Les comités interministériels qui se sont tenus à Mende, à Bar-le-Duc, à Troyes ont pris de nombreuses décisions. Les cartes des zones prioritaires ont été intégralement revues. La politique de la ville a été réformée et développée. Il en a été de même de la politique des grandes infrastructures de communication. Beaucoup a été fait qui ne pouvait l'être sans la loi. Vous y avez largement contribué.
La loi d'orientation présentée par Charles PASQUA et Daniel HOEFFEL marque une étape supplémentaire, déterminante.
Les dispositions qui permettent un développement plus équilibré du pays soit par l'attribution de moyens nouveaux, soit par l'instauration de régimes fiscaux ou sociaux dérogatoires au bénéfice des entreprises, prennent effet dès 1995. Celles qui renforcent la péréquation entre les collectivités prennent également effet dès cette année. Je souligne que les représentants de l'État que vous êtes, disposent dorénavant d'un pouvoir renforcé en ce qui concerne notamment l'organisation des services publics et la gestion des crédits d'aménagement du territoire.
Ce sont prés de 5 milliard de francs qui sont nouvellement dégagés par la loi de finances pour 1995, c'est un rôle plus important qui est imparti aux Préfets.
Une mise en oeuvre rapide de la loi d'orientation s'impose.
J'ai demandé aux ministres concernés de prendre le plus tôt possible les textes réglementaires nécessaires. Les premières circulaires vont vous être adressées dans les prochains jours. Soyez assuré que je serai vigilant pour que la mise en place de cette réforme soit rapide.
Je vous demande de l'être également.
Il vous appartient de faire connaître le contenu de la loi, dans les meilleurs délais et à tous vos interlocuteurs, élus, chefs d'entreprise, responsables associatifs, citoyens. Comme vous l'avez fait pour le débat national, il vous faut vous mobiliser.
Le calendrier électoral impose des contraintes. J'en ai conscience ! Raison supplémentaire pour agir immédiatement.
N'oublions pas que l'État assume une responsabilité éminente en matière d'aménagement du territoire. Vous en êtes les dépositaires dans les régions et les départements. C'est de vous dont dépend la pleine utilisation des nouveaux outils mis en place. Il en va d'une répartition équilibrée de la croissance sur tout le territoire. Les zones en difficulté participeront au mouvement dès lors que par votre action, vous faciliterez la correction de leurs handicaps naturels ou sociaux.
Vous avez été des acteurs essentiels du débat national. Il faut à présent montrer aux citoyens le résultat du débat national.
Il faut les guider, les informer, les servir.

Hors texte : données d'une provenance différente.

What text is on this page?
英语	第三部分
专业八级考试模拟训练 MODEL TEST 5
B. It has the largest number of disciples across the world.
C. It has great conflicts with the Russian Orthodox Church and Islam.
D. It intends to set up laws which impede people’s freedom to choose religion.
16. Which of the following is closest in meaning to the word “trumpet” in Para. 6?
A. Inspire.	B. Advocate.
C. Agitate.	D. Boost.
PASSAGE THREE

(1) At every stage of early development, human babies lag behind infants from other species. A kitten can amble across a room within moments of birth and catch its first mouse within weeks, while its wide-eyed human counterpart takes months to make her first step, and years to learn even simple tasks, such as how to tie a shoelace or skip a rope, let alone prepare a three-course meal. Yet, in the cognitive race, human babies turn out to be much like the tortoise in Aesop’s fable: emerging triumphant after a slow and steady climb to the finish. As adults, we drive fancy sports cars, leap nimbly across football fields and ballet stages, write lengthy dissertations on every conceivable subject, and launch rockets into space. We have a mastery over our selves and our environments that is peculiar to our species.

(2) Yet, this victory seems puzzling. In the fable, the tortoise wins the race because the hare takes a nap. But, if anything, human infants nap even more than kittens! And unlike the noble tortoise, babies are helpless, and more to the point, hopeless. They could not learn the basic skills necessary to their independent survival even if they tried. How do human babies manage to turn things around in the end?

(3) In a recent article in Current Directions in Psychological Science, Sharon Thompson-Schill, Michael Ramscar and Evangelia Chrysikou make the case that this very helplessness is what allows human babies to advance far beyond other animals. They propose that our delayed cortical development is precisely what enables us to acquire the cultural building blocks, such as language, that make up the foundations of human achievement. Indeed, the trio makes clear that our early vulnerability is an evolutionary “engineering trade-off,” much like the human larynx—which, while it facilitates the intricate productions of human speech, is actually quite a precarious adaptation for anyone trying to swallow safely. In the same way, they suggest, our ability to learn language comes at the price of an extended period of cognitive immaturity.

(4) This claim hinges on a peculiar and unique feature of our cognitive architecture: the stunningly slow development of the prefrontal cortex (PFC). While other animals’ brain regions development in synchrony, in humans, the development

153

Il faut leur donner les moyens. Nombreux sont ceux qui sont porteurs d'initiatives. Sachez leur montrer comment cette réforme peut les aider.
La France est maintenant dotée d'une législation de nature à la conduire vers plus de cohésion et de progrès. Le développement équilibré du territoire, l'égalité devant le service public, l'égalité des chances où que l'on habite peuvent maintenant devenir des réalités.
Y a-t-il plus grande motivation pour votre action ?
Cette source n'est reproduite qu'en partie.